Biochemical assessments of micronutrient antioxidant status were done in 14 consecutive black patients with calcific chronic pancreatitis and 15 controls at Soweto, near Johannesburg in southern Africa. The patients showed subnormal levels of vitamin C in plasma; selenium, beta-carotene and alpha-tocopherol in serum; and inorganic sulphate (as an index of long-term sulphur amino acid intake) in urine (P < 0.001 for each): furthermore, among the patients ascorbate constituted a lower fraction of vitamin C (P < 0.002), indicating heightened oxidation of the bioactive form. By comparing the results in Sowetan controls with reference ranges from Manchester, UK, the markedly lower vitamin C and, hence, ascorbate levels in the Sowetans was underlined (P < 0.001) and their selenium levels were also lower (P < 0.001), but beta-carotene, alpha-tocopherol and inorganic sulphate levels were comparable. The very low bioavailability of ascorbate among Sowetan controls is reminiscent of our previous finding in outwardly healthy people at Madras in southern India: in both these areas chronic pancreatitis is currently endemic, has a propensity to pancreatic calculi and runs a virulent course towards premature death from diabetes, malnutrition or pancreatic cancer. Considering that low ascorbate levels are a feature in patients with chronic pancreatitis who develop pancreatic calculi at Manchester and that antioxidant supplements ameliorate painful symptoms, we suggest that poor antioxidant intake may predispose underprivileged tropical communities to the disease. If so, there could be an opportunity for prophylaxis through a daily tablet containing vitamin C, perhaps along with selenium at Soweto and beta-carotene at Madras.

Evidence of toxic metabolite stress in black South Africans with chronic pancreatitis.

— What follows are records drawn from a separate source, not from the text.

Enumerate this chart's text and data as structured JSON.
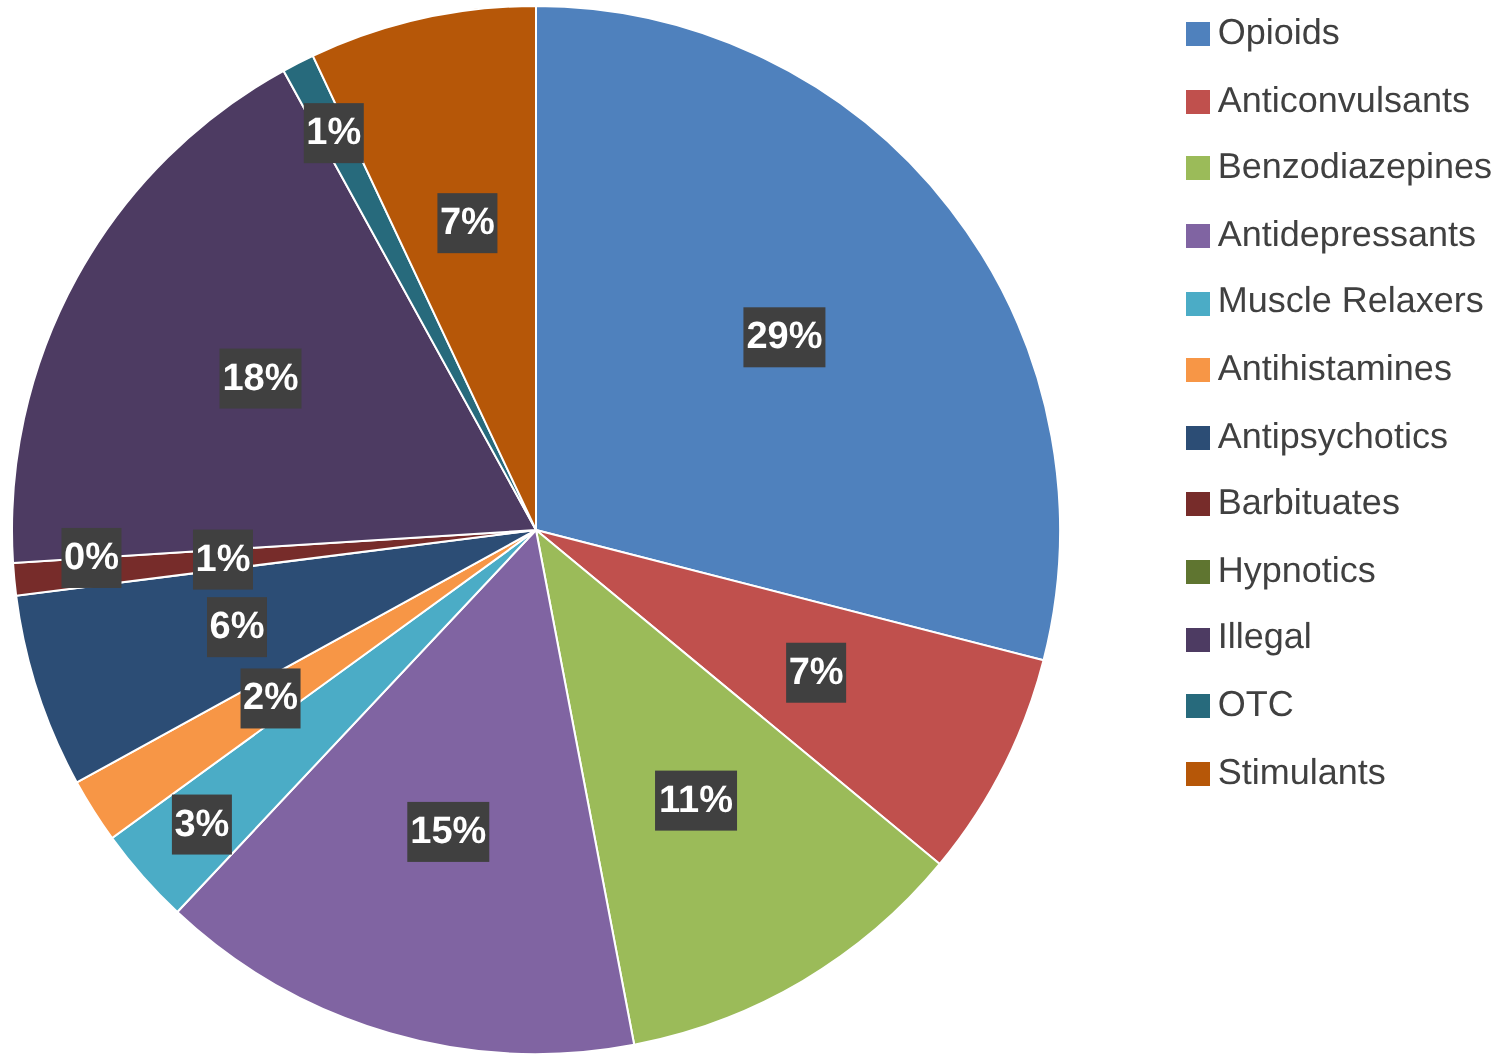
{
  "chart_data": {
    "type": "pie",
    "categories": [
      "Opioids",
      "Anticonvulsants",
      "Benzodiazepines",
      "Antidepressants",
      "Muscle Relaxers",
      "Antihistamines",
      "Antipsychotics",
      "Barbituates",
      "Hypnotics",
      "Illegal",
      "OTC",
      "Stimulants"
    ],
    "values": [
      29,
      7,
      11,
      15,
      3,
      2,
      6,
      1,
      0,
      18,
      1,
      7
    ],
    "colors": [
      "#4f81bd",
      "#c0504d",
      "#9bbb59",
      "#8064a2",
      "#4bacc6",
      "#f79646",
      "#2c4d75",
      "#772c2a",
      "#5f7530",
      "#4d3b62",
      "#276a7c",
      "#b65708"
    ],
    "value_labels": [
      "29%",
      "7%",
      "11%",
      "15%",
      "3%",
      "2%",
      "6%",
      "1%",
      "0%",
      "18%",
      "1%",
      "7%"
    ],
    "legend": "right"
  }
}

We report the results of a further study to test our hypothesis that toxic metabolite stress is germane to heightened free radical activity and hence to the genesis of chronic pancreatitis. Consecutive black South African patients with clinically quiescent chronic pancreatitis were studied, provided that the diagnosis had been made within the previous 2 years and that they did not have overt liver disease. All of them had been advised to stop drinking alcohol. Analysis of an early morning sample of urine showed a lower ratio of inorganic to ester sulphate (P < 0.001) and a higher ratio of D-glucaric acid to creatinine (P < 0.02) in the group of 14 patients than in 15 local controls, while plasma analysis showed a lower concentration of glutathione (GSH) in the patients (P < 0.001). This evidence of increased utilisation of phase II conjugative pathways of xenobiotic disposal was in keeping with on-going toxic metabolite stress from heightened phase I oxidative metabolism in the group of patients. Parallel studies of theophylline pharmacokinetics showed heightened drug clearance compatible with induced cytochrome P-4501A2 in two patients, whereas increased activity of gamma-glutamyl transferase in serum suggested persisting induction of P-4502E1, as by ethanol, in several others. The contemporaneous increases in free radical activity and utilisation of xenobiotic disposal pathways in Sowetan Africans with chronic pancreatitis is in line with the toxic metabolite concept of disease pathogenesis.